Accanto all’Università, operano sul campo i Carabinieri forestali, che supportano nel controllo delle fototrappole e nella ricerca di escrementi e impronte, oltre alla valutazione dei danni in caso di predazioni.
“Il Parco - prosegue Anelli - ha iniziato lo studio sul lupo nel 2018 grazie a un fondo del Ministero dell’ambiente per l’acquisto di recinti anti lupo. L’attività ha però avuto l’impulso maggiore con il progetto Life Wolfalps di cui siamo partner, perché ha dato la possibilità di strutturare un percorso completo cioè iniziare i monitoraggi con l’università e affiancare gli allevatori con professionisti che li aiutassero nell’uso dei recinti e nel supporto alla prevenzione”.

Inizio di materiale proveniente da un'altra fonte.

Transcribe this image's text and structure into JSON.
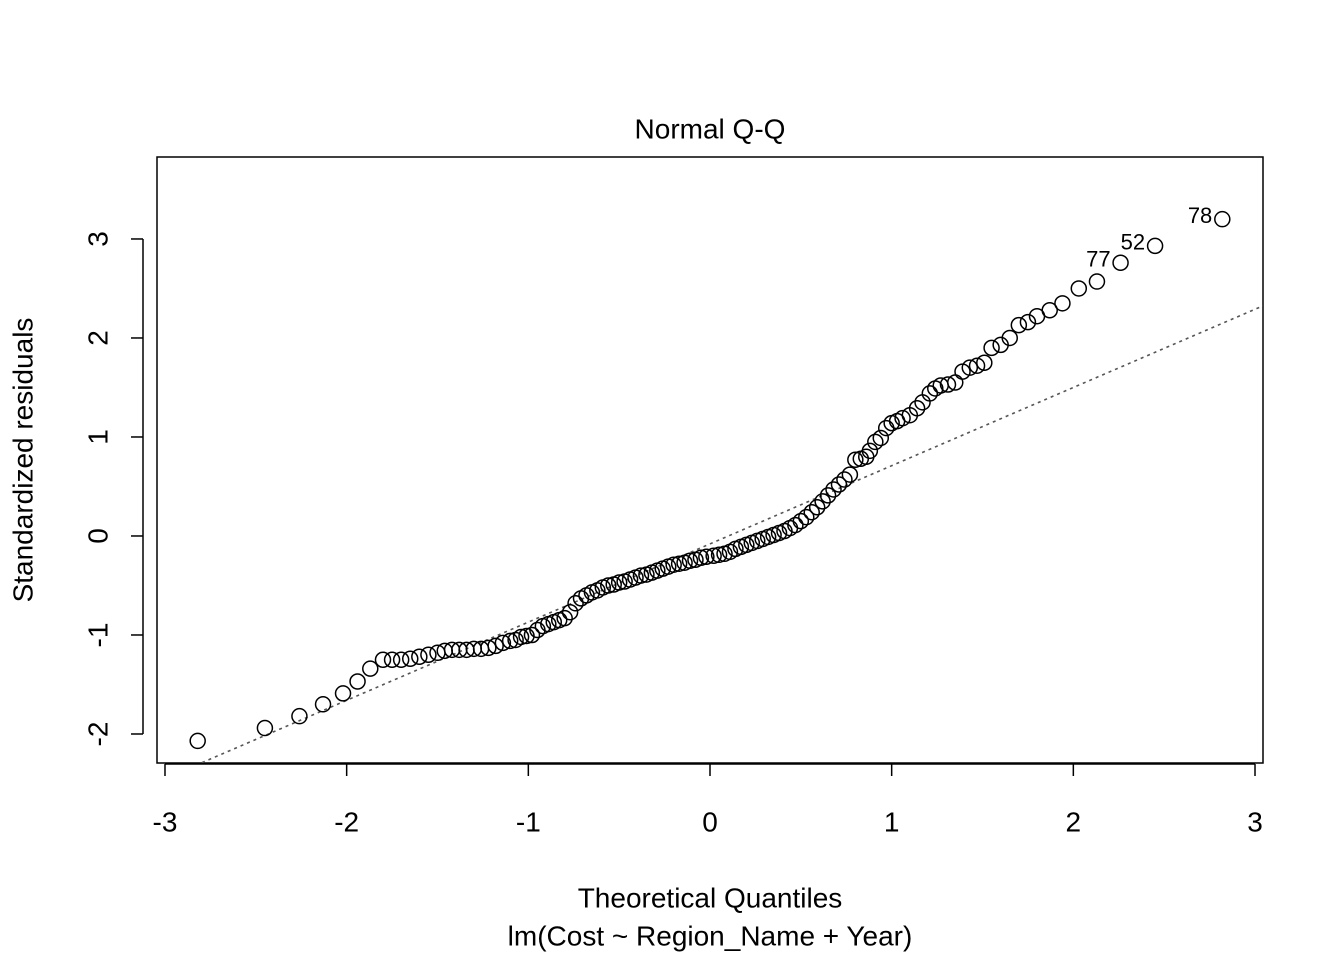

Recinti che il Parco ha fornito in comodato d’uso gratuito agli allevatori delle cinque malghe presenti. “In questo modo - spiega - dal 2019 al 2025 su circa 15 mila animali si sono registrate solo 20 predazioni, pari allo 0,1%. E in questi casi, qualora siano state attuate le misure di prevenzione previste, l’ente risarcisce il danno”.
Inoltre è stato avviato quello che Anelli definisce “un percorso innovativo e una buona pratica” che sarà presentata a livello nazionale, cioè dare in concessione gratuita i recinti agli hobbisti. “Sono al di fuori del territorio del parco, alla base della valle - spiega - ma supportare anche loro è importante perché ci permette la conservazione dei branchi che, pur stando in quota, scendono comunque in basso”.
Dopo l’ok da parte del progetto Life e del Ministero, si è proceduto a un bando grazie al quale sono stati consegnati 60 recinti tra il 2022 e il 2023. “L’allevatore che lo fa per lavoro - nota la direttrice - mette in conto la possibile predazione, nonostante rimanga comunque un danno importante. L’hobbista invece è spesso più legato agli animali a livello umano e si trova più in difficoltà, anche perché non accede ad altri finanziamenti. Per questo era importante per noi dare loro un aiuto e, anche in questo caso, dal 2022 sono stati protetti ogni anno circa 200 capi riducendo notevolmente il conflitto”.
Dopo la fine del progetto Life Wolfalps nel 2024, il Parco ha scelto di continuare la collaborazione con l’università di Sassari e mantenere i recinti agli hobbisti. “Inoltre abbiamo dato l’incarico a un agronomo - aggiunge - per affiancare allevatori e hobbisti con consigli pratici e verifica del posizionamento corretto dei recinti. E anche qui le predazioni sono ridotte a percentuali minime”. Tecnico che Il Dolomiti ha già avuto modo di intervistare, facendo emergere come l’impreparazione sulle reali caratteristiche del lupo sia la prima causa di predazione (qui l’intervista).
“Continuiamo infine le attività di educazione ambientale gratuite per le scuole del parco - conferma ora Anelli - e gli incontri con popolazione, perché pensiamo che la comunicazione e il rapporto con allevatori e cittadini sia essenziale”.